The chestnut-crested cotinga is 18.5 to 23 cm long and weighs 69 to 77 g. The sexes have the same plumage. Adults of the nominate subspecies have a black crown with a long chestnut crest in the center. Their upperparts are olive gray with dusky streaks on the back. Their wings and tail are mostly black or blackish brown with chestnut lesser and median wing coverts. Their face, nape, and throat are chestnut. Their upper breast is gray and their lower breast and belly are yellow with black streaks except on the belly's center. Subspecies A. r. antioquiae is larger than the nominate, with darker chestnut areas and more and wider streaks on the breast and belly. Both subspecies have a bright red iris, a bill with a blue-gray base and black tip, and dark olive or olive-gray legs and feet.
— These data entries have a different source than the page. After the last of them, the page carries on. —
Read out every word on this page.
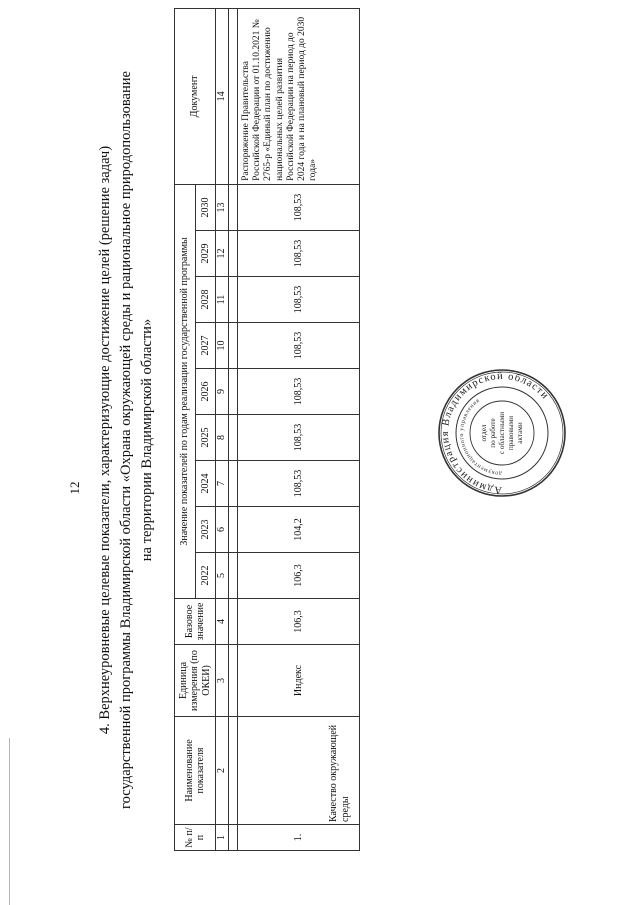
12 4. Верхнеуровневые целевые показатели, характеризующие достижение целей (решение задач) государственной программы Владимирской области «Охрана окружающей среды и рациональное природопользование на территории Владимирской области»
№ п/п	Наименование показателя	Единица измерения (по ОКЕИ)	Базовое значение	Значение показателей по годам реализации государственной программы									Документ
				2022	2023	2024	2025	2026	2027	2028	2029	2030	
1	2	3	4	5	6	7	8	9	10	11	12	13	14

1.	Качество окружающей среды	Индекс	106,3	106,3	104,2	108,53	108,53	108,53	108,53	108,53	108,53	108,53	Распоряжение Правительства Российской Федерации от 01.10.2021 № 2765-р «Единый план по достижению национальных целей развития Российской Федерации на период до 2024 года и на плановый период до 2030 года»
Администрация Владимирской области
документационного управления
отдел по работе с областными правовыми актами
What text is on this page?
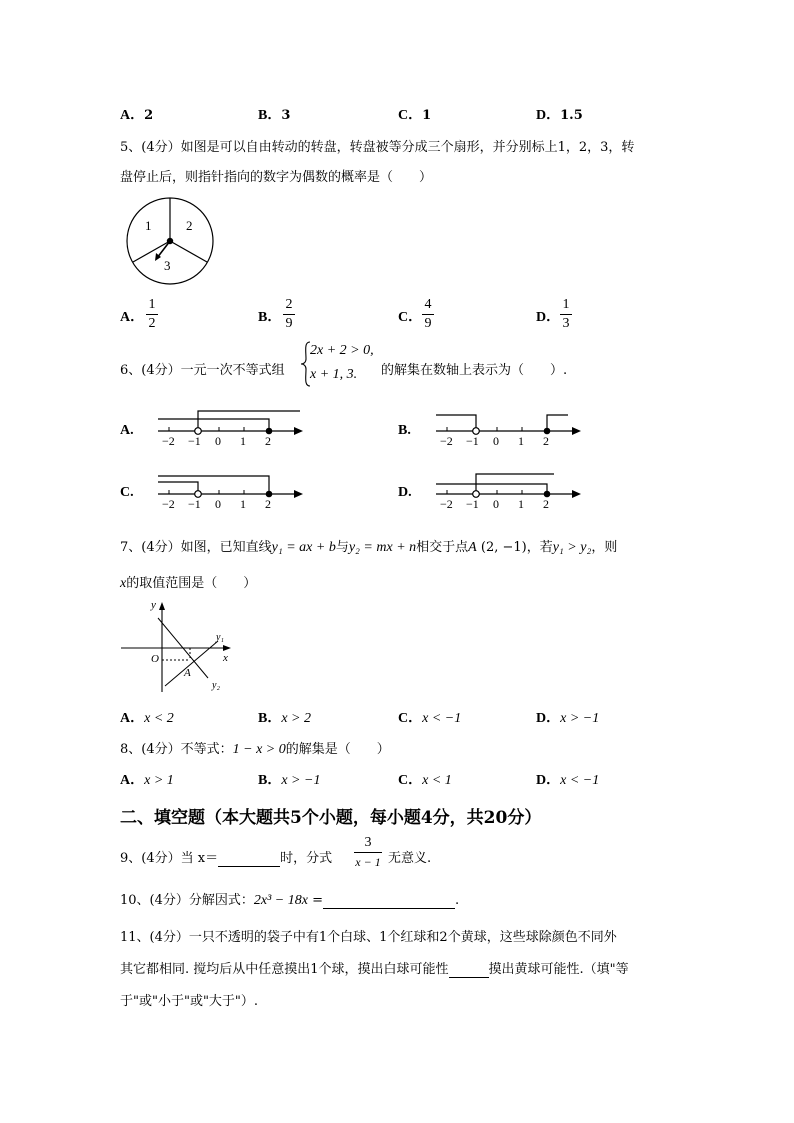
A．2	B．3	C．1	D．1.5
5、(4分）如图是可以自由转动的转盘，转盘被等分成三个扇形，并分别标上1，2，3，转
盘停止后，则指针指向的数字为偶数的概率是（　　）
1	2
3
A．
1
2	B．
2
9	C．
4
9	D．
1
3
6、(4分）一元一次不等式组
2x + 2 > 0,
x + 1, 3. 的解集在数轴上表示为（　　）.
A.
−2 −1 0 1 2
B.
−2 −1 0 1 2
C.
−2 −1 0 1 2
D.
−2 −1 0 1 2
7、(4分）如图，已知直线y₁ = ax + b与y₂ = mx + n相交于点A (2, −1)，若y₁ > y₂，则
x的取值范围是（　　）
y
x
O
A
y₁
y₂
A．x < 2	B．x > 2	C．x < −1	D．x > −1
8、(4分）不等式：1 − x > 0的解集是（　　）
A．x > 1	B．x > −1	C．x < 1	D．x < −1
二、填空题（本大题共5个小题，每小题4分，共20分）
9、(4分）当 x＝	时，分式
3
x − 1 无意义.
10、(4分）分解因式：2x³ − 18x =	.
11、(4分）一只不透明的袋子中有1个白球、1个红球和2个黄球，这些球除颜色不同外
其它都相同. 搅均后从中任意摸出1个球，摸出白球可能性	摸出黄球可能性.（填"等
于"或"小于"或"大于"）.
==Distribution and habitat==

The chestnut-crested cotinga has a disjunct distribution. Subspecies A. r. antioquiae is the more northerly of the two. It is found in Colombia's Central Andes from Antioquia Department to Huila Department and the Western Andes in Cauca and Valle del Cauca departments. Its range apparently extends into western Sucumbíos Province in extreme northern Ecuador. The nominate subspecies is found from southern Zamora-Chinchipe Province in extreme southern Ecuador south through Peru on the eastern Andean slope into Bolivia to Cochabamba Department.

The chestnut-crested cotinga inhabits humid montane forest and woodlands at and near tree line. In elevation it ranges between 1800 and 2800 m in Colombia, between 1800 and 2700 m in Ecuador, between 1700 and 2800 m in Peru, and between 1300 and 3000 m in Bolivia.

==Behavior==
===Movement===

The chestnut-crested cotinga is a year-round resident.

===Feeding===

The chestnut-crested cotinga's diet has not been detailed, but appears to be mostly fruits and sometimes insects. It usually forages singly or in pairs, and usually in the forest canopy. Its technique for taking fruit is not known. It takes insects in mid-air.

===Breeding===

The chestnut-crested cotinga's breeding season has not been determined but includes May in Ecuador and November and December in Peru. It makes a flight display, ascending from a treetop perch in an arc to land on a different perch. The species' nest is an open cup made from lichens on a base of twigs. The only known clutch was a single egg that was greenish with dark spots. Both sexes tended that nest and incubated the egg. The incubation period, time to fledging, and other details of parental care are not known.

===Vocal and non-vocal sounds===

The chestnut-crested cotinga's song has been described as "a quiet, deep, nasal croak, often with a stuttered introduction: t't'ti'kreeh" and as "a dry, raspy, and nasal stuttered reh, r-r-r-r-r-réh". Its calls are "single nasal croaking notes". During the flight display, the bird's wings make audible beats on the ascent and a "braking" noise on the descent.

==Status==

The IUCN has assessed the chestnut-crested cotinga as being of Least Concern. It has a very large range; its population size is not known and is believed to be decreasing. No immediate threats have been identified. It is considered rare and local in Colombia and Ecuador and rare in Peru. "Chestnut-crested Cotinga appears to be more limited to large expanses of intact forest than is Red-crested Cotinga, and so may be more vulnerable to habitat fragmentation."